Both types of load are important. For external load training software can be helpful, otherwise you may need to select key features such as total ride time, or perhaps time in each training zone to create an external load metric. For internal load you need to rate the difficulty for each of your sessions and create the "TSS" metric as above. Once you start recording your data for every session then a calculation can be made to work out your acute workload and chronic workload. In research acute load is the sum of training metrics for the past 1 week, and chronic load the average weekly load from the past 4 weeks (although in coaching software an exponentially weighted 6-week average is more common, indicating that the metric takes biases the most recent training weeks more than the earlier training weeks).
The acute:chronic workload ratio (ACWR) is then calculated (Hulin et al 2013). Obviously you need to have at least 4 weeks of training data to get this metric, so if you are starting back on the bike after a break then start really slowly. Avoid increasing more than 10-20% per week, especially in the first 4 weeks.
Once you get your first ACRW you can then begin to assess whether your training is too much or just right. Here’s the simple version of what you are looking for:
Ideally the ACWR sits between 0.8 – 1.3.
A ratio <1 would suggest you are having a recovery (easy) week or tapering for your race. This is good as every few weeks you should have a lighter deload week to freshen up and unsure your training is sustainable. It’s also a key part of freshening up for an important race. See my post here for how Grand Tour riders incorporate this into their seasons.
A ratio >1 would suggest that your last training week was a loading week to build fitness.
A ratio >1.5 has been associated with a significant increase in injury / illness risk.
If you use training software, then the “ramp rate” (how much the weekly load increased by) is also monitored. For experienced high-performance athletes who are constantly training near their capacity, the ramp rate is kept lower than for less experienced riders. A common exception regarding steep ramp rates is when you first start using a power meter and collecting data, in which case your starting value will 0 and there will be an initial period of constant positive ramp values which in time will level out.
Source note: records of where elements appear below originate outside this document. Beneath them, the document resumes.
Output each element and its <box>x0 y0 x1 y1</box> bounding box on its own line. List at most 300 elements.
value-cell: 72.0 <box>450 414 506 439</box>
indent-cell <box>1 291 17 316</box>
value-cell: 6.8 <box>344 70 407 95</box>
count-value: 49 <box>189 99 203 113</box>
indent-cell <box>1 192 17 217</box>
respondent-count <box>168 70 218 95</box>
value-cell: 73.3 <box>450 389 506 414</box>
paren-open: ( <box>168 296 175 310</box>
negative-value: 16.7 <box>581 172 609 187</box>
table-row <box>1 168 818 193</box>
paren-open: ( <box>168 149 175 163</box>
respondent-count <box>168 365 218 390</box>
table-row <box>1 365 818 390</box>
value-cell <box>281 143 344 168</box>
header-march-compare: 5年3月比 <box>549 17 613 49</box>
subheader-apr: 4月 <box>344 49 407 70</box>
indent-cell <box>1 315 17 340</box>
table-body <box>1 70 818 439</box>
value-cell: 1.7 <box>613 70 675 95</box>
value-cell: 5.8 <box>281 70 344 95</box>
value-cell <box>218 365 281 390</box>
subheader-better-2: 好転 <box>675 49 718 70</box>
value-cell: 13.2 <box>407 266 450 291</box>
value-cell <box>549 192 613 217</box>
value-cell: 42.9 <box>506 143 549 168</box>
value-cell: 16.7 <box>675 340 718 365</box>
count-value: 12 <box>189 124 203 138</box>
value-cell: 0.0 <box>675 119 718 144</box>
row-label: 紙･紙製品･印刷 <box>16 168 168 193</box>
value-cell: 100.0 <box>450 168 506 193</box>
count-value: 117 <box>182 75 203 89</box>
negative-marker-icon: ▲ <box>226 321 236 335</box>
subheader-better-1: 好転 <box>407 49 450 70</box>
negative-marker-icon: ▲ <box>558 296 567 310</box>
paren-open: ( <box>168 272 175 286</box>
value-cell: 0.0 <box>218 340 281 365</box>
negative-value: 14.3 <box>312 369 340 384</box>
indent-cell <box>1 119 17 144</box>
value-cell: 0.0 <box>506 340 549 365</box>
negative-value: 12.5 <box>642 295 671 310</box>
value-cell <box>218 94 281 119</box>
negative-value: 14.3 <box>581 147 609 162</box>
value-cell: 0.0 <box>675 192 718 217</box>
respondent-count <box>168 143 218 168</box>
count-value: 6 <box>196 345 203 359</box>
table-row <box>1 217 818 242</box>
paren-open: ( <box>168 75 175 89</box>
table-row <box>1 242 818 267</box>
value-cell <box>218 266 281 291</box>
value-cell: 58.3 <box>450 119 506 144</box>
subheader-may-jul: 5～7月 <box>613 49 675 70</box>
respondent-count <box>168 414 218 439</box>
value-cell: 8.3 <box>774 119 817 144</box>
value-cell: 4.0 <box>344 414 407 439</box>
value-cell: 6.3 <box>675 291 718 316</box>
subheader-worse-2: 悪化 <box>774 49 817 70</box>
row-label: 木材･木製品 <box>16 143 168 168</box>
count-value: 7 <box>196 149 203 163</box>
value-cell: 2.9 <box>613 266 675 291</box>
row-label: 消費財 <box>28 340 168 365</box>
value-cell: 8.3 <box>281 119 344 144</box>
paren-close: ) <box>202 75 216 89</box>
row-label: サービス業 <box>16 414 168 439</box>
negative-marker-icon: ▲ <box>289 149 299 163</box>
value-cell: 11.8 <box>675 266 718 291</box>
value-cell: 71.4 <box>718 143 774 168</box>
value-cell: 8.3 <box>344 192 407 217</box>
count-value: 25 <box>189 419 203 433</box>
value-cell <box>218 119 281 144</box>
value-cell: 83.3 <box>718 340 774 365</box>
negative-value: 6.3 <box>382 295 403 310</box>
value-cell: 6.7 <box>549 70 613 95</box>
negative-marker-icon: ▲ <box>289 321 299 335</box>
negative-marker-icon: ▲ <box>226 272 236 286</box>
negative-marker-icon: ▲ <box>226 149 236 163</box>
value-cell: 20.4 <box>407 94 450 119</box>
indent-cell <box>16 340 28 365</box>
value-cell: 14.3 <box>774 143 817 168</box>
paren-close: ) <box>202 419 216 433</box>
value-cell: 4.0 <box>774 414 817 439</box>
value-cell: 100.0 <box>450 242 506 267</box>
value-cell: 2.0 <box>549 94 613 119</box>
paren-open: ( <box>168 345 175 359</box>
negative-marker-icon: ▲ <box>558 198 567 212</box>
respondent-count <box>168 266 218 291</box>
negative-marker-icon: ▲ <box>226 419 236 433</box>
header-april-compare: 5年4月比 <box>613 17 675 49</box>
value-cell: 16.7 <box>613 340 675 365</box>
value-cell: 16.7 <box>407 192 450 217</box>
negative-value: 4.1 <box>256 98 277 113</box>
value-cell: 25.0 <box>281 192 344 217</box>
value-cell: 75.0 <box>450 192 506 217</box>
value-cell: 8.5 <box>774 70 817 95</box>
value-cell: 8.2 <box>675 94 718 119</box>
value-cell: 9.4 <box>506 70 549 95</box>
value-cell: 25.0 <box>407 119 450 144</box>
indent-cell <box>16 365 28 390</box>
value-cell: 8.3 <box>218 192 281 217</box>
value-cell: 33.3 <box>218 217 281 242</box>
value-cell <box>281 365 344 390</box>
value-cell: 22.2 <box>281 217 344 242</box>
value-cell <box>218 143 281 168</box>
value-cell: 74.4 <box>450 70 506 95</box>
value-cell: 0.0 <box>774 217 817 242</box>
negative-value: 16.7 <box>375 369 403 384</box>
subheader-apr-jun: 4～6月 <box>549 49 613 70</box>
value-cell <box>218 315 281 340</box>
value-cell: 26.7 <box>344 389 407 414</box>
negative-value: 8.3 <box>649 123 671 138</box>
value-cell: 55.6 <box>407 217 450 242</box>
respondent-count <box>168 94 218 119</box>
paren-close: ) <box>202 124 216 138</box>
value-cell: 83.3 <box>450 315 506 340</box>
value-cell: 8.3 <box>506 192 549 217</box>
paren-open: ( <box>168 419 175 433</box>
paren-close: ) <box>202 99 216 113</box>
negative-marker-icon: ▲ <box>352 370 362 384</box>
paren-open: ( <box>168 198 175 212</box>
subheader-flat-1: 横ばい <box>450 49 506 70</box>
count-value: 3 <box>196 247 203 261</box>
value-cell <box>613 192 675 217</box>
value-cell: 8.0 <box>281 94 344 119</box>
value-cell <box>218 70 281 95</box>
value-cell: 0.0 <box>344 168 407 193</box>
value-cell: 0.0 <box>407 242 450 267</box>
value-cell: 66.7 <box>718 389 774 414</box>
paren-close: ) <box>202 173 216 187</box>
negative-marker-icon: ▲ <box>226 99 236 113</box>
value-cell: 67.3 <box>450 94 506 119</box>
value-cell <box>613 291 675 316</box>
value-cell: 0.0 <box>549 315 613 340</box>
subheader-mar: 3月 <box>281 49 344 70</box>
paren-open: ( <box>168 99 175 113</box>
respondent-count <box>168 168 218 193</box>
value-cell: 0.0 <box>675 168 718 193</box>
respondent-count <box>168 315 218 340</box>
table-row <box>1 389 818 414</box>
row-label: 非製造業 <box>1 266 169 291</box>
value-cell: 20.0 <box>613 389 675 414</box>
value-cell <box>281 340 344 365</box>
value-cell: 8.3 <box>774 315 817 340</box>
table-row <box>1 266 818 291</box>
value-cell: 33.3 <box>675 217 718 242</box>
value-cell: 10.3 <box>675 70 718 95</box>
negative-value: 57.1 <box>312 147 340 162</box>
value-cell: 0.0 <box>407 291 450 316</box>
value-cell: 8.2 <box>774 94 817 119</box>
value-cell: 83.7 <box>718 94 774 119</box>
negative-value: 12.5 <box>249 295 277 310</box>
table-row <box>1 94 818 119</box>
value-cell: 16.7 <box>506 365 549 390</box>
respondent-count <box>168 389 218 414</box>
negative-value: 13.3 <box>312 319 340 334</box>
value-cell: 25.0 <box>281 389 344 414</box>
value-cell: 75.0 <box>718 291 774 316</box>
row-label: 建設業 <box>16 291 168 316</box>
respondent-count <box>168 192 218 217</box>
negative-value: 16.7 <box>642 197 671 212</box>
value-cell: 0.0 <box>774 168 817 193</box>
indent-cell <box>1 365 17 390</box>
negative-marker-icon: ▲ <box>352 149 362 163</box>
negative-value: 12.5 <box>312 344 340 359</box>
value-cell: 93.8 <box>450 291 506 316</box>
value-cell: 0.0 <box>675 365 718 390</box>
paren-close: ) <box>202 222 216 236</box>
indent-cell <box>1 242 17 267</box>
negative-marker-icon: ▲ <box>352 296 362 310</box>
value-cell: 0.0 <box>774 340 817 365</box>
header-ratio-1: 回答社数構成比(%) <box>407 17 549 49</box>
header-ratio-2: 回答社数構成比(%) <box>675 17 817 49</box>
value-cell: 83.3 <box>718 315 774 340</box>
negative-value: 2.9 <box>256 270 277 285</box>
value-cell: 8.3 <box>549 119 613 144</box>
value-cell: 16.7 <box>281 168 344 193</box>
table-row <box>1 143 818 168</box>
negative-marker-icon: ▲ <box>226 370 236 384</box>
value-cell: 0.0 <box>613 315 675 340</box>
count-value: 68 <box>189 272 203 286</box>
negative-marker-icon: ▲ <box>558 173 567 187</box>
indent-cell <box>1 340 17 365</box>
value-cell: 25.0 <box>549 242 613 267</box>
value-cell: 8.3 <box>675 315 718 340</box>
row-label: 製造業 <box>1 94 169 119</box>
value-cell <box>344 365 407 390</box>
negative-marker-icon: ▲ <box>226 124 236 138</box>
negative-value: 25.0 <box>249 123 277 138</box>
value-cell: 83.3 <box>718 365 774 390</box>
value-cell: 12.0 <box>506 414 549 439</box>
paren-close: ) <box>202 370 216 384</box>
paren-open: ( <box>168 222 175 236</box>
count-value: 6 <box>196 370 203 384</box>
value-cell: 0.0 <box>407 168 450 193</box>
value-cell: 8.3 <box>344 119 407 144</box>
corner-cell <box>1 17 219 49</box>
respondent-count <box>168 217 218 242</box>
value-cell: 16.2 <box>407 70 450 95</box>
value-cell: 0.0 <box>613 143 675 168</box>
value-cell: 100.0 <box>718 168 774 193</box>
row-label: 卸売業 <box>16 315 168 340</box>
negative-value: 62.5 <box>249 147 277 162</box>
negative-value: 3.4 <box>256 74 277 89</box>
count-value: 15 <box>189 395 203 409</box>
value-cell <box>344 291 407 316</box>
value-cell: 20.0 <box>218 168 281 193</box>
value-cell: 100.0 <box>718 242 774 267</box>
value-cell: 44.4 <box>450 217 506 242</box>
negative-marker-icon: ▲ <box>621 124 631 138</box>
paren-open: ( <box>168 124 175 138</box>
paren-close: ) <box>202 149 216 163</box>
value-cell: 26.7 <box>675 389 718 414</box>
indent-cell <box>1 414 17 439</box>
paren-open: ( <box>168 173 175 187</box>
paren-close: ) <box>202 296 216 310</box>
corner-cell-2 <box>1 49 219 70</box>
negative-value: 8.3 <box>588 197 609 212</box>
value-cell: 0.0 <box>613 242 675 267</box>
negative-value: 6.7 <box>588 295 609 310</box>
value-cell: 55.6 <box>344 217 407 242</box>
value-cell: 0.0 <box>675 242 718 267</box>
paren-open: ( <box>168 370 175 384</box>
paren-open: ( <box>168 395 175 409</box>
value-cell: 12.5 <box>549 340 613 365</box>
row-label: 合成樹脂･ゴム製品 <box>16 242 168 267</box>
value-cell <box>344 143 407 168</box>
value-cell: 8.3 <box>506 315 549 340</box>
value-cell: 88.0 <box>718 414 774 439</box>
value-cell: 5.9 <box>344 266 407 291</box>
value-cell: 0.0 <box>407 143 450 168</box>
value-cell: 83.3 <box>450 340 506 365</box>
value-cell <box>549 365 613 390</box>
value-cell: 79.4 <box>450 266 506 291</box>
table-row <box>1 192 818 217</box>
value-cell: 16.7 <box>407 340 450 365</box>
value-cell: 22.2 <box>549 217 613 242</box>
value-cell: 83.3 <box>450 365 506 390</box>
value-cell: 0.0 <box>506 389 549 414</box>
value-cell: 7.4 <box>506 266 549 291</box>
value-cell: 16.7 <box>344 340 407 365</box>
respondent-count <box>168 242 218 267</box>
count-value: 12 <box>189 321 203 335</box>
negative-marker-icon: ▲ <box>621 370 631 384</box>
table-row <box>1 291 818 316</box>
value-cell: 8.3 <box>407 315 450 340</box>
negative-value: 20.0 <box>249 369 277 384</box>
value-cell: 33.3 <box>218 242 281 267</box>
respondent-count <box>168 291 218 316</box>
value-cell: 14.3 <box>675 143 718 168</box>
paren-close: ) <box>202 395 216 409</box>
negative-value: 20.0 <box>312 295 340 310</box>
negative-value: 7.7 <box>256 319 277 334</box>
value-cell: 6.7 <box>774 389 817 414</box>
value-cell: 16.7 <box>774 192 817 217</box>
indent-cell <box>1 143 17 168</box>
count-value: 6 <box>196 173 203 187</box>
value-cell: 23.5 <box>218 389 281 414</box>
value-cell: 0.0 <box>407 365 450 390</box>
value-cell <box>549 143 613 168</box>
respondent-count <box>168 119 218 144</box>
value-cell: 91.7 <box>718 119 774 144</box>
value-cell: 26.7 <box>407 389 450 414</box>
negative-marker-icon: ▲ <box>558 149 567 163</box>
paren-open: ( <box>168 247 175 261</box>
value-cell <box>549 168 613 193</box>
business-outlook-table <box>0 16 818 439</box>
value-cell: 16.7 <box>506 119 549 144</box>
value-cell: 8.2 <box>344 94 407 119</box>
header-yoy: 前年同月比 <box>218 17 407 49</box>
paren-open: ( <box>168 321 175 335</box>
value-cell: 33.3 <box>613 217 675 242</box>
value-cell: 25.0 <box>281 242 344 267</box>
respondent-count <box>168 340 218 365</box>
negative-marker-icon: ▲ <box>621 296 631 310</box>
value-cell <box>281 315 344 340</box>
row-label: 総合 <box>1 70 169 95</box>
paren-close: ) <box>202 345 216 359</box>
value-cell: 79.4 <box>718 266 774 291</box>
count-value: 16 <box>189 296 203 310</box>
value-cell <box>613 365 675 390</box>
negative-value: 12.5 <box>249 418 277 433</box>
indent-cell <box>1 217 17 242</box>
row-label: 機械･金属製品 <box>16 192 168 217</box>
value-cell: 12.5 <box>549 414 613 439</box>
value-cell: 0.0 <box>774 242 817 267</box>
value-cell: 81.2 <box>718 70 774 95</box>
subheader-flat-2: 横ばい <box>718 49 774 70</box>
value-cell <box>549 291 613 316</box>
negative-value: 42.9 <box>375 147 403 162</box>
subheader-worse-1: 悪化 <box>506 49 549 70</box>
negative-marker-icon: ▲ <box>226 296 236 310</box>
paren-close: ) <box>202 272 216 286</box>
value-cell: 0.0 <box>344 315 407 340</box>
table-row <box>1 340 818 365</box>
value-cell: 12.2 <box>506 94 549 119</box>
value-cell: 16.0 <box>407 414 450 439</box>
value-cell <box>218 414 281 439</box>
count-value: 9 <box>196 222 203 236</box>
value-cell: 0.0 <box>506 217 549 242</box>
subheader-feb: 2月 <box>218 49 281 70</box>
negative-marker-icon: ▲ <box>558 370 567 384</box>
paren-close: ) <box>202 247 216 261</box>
The ramp rate may be negative on occasion (for example after a big deload week or when you have time off (e.g. from illness or injury)) which is perfectly normal.
Managing your workload and exactly how to go about progressing it sensibly, sustainably, and optimally for performance is a real science and makes full use of modern data collection on and off the bike. Hopefully this overview has provided some insights. For a professional approach, engage the services of a cycle coach such as David Wadsworth from Cycle Physio Coaching, who additionally has the sports medicine background to truly appreciate the impact of training errors on injury and illness.
Gabbett T (2020): The Training-Performance Puzzle: How Can the Past Inform Future Training Directions? J Athl Training 55:874-884.
Hulin BT et al (2013): Spikes in acute workload are associated with increased injury risk in elite cricket fast bowlers. BJSM 708-712.